All markets, restaurants, canteens, and offices have been instructed to carry out deep clean and disinfection. Other public facilities, such as museums, galleries, and parks, can only run at 30 percent of its maximum capacity.
Zhao Honglei, manager of grocery chain store Shuguoyan, told AFP his 13 staff members had all tested negative.
Customers seemed reassured by the testing, he said, but online orders had increased tenfold in recent days.
"People are concerned that it might be crowded at shops or they might get infected," he said.
Beijing's testing capacity has been expanded to 90,000 a day, according to state news agency Xinhua.
Retiree Wu Yaling, 57, was in a long queue of masked people waiting in the scorching heat for tests at a park opposite one city-center hospital.
"I try not to go out as much as possible," she said, adding that her home is near one of the closed markets.
On Tuesday, the capital's transport commission banned taxi- and ride-hailing services from carrying passengers out of the city, Xinhua said.
All indoor sports and entertainment venues in Beijing were ordered to shut on Monday, while some other cities across China warned they would quarantine arrivals from the capital.
Players and coaches from the Beijing Super League football team were all tested and given the week off as their training camp is in the same area of the city as the outbreak.
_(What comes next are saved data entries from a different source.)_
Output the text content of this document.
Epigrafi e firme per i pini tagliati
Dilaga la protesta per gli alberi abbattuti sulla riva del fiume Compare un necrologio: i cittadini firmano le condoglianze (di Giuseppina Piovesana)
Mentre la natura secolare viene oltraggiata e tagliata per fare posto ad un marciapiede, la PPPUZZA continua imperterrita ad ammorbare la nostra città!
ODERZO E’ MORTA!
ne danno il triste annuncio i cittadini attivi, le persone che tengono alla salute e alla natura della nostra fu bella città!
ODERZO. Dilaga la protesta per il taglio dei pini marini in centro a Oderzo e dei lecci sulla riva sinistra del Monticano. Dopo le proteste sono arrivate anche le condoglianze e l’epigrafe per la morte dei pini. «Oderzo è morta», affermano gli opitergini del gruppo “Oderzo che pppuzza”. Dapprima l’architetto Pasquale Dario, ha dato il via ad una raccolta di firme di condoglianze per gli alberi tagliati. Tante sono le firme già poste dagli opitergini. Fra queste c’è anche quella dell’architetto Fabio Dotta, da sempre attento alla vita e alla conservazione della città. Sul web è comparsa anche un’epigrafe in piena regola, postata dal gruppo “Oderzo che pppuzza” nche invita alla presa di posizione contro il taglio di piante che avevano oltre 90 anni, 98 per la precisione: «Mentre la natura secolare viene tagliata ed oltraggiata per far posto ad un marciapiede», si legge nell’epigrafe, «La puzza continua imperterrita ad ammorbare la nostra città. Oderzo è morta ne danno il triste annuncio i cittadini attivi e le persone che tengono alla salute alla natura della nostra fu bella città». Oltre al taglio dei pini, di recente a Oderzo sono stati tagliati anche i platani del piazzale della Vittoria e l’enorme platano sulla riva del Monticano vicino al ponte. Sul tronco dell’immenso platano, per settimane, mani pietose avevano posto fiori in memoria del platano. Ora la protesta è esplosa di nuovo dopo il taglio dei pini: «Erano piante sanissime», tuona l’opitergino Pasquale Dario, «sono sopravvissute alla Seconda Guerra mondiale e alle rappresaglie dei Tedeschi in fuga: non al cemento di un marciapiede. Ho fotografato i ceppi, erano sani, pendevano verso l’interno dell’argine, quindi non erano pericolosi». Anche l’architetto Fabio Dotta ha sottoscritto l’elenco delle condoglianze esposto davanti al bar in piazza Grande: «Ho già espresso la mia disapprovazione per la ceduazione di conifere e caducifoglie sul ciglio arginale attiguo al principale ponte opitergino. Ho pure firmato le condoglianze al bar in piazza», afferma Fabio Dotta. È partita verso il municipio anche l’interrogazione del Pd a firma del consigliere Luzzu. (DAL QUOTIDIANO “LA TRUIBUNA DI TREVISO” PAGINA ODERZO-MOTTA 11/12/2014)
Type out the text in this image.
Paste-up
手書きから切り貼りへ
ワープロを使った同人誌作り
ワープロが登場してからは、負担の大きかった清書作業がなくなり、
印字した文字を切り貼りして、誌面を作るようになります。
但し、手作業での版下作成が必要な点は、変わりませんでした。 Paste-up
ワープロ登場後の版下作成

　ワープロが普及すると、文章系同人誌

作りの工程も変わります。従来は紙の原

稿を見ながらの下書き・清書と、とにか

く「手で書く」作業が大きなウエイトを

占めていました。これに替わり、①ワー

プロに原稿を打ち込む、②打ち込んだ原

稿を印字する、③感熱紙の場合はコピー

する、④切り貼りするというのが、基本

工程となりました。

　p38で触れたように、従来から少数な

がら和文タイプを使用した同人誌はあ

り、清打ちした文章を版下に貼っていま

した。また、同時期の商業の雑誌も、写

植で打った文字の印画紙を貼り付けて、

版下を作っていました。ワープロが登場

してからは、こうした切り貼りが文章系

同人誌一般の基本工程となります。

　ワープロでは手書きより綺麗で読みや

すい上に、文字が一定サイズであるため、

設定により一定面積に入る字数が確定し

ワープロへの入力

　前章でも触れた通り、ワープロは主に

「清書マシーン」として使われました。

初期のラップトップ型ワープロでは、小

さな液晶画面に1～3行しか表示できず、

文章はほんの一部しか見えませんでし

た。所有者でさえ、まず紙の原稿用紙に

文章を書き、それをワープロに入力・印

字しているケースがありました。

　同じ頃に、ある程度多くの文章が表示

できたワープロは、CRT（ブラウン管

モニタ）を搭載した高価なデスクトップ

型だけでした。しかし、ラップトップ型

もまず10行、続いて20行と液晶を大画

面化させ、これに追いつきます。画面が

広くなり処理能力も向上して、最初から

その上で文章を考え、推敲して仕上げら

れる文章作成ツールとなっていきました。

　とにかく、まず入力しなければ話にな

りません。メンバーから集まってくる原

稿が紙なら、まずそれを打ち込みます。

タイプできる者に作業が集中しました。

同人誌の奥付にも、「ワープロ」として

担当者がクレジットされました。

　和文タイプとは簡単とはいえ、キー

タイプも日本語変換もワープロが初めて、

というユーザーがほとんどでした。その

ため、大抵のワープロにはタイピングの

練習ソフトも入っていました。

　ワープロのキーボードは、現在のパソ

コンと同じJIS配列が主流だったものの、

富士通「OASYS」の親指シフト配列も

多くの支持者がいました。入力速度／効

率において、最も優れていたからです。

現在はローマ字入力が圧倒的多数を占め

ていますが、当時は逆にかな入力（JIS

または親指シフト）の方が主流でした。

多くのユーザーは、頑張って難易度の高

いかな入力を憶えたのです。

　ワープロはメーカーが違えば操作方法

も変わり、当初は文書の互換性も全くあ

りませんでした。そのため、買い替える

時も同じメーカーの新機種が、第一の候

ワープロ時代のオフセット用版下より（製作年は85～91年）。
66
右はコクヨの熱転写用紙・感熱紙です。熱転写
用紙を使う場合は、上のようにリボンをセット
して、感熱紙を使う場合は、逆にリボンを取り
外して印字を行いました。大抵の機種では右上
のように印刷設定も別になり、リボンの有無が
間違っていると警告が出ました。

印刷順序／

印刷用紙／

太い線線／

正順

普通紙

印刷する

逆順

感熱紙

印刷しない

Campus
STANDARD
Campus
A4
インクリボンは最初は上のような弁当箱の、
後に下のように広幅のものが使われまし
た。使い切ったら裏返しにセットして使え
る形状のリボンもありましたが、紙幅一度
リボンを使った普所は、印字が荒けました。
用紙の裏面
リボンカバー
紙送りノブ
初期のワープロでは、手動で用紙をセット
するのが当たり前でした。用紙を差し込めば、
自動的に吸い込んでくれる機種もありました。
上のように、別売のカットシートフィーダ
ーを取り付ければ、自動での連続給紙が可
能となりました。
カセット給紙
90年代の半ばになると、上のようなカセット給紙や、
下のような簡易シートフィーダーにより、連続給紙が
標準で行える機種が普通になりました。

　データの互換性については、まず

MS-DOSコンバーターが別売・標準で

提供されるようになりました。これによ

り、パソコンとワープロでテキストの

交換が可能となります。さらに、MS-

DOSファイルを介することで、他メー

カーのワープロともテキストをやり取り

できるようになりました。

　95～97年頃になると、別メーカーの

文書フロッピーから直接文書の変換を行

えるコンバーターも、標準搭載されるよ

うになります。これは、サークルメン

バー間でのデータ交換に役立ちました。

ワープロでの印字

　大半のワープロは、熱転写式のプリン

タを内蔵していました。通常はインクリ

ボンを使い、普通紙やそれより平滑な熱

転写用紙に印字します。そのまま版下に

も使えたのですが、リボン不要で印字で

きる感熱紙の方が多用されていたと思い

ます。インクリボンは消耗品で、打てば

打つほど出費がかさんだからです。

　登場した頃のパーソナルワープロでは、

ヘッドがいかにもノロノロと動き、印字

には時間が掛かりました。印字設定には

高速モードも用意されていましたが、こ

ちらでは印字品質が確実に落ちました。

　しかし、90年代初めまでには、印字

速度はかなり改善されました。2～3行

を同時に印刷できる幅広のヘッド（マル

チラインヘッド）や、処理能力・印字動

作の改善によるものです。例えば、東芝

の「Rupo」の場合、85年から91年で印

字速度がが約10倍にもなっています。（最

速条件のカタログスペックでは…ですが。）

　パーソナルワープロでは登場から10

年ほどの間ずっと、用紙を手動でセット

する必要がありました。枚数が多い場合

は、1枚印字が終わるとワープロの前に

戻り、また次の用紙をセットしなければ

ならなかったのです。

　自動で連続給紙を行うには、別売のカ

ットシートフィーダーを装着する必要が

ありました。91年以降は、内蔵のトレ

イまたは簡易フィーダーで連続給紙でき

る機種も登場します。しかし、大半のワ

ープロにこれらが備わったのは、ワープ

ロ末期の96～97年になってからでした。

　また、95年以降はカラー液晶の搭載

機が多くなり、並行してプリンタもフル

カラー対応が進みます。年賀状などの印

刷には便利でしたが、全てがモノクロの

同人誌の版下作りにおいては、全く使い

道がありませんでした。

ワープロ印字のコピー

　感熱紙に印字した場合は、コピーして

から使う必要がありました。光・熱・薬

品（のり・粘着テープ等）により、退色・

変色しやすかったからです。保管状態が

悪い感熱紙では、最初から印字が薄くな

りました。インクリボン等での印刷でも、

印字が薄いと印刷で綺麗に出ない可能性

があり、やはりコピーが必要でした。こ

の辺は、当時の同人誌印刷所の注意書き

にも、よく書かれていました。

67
The National Health Commission also reported four new domestic infections in Hebei province, which surrounds the capital, and a case reported in Sichuan province was linked to the Beijing cluster.
Authorities were racing to track people from Beijing who had traveled to other parts of China and encouraging those who visited the capital to get tested.
Meanwhile, deputy director of the pathogen biology department at Wuhan University - Yang Zhanqiu - told state media that he believed the latest outbreak in Beijing involved a more infectious strain of the virus than the one which hit Wuhan at the start of the pandemic.
Virologist Yang believes that the new strain could be more infectious based on the high number of new cases in a short period of time, according to China's state-run global times.

The Times reported that Yang believed that if the virus spreading in Beijing "matches the type of virus sampled in the Xinfadi market and from Europe," then it was likely that it had been "imported" into China by food or people from Europe.
Yang did warn that new strains of the virus make finding a vaccination more challenging, explaining: "No doubt different genotypes of the virus can cause the vaccine to be less effective, or even ineffective.
"That means the vaccine would have to be effective against both viruses circulating in China and those in Europe, adding difficulty to developing a vaccine," he said.
Authorities have been testing market workers, anyone who visited the market in the past two weeks, and anyone who came into contact with either group.
The Chinese capital, with a population of 21.5million, has locked down at least 11 neighborhoods close to Xinfadi, with some areas being fenced off, and launched a mass-testing program to screen all 46,000 people who have visited the market or live nearby.
On Saturday, the Fengtai district, where the market is based, announced a "wartime mechanism" and will establish a command center from which to manage the spread of the new outbreak.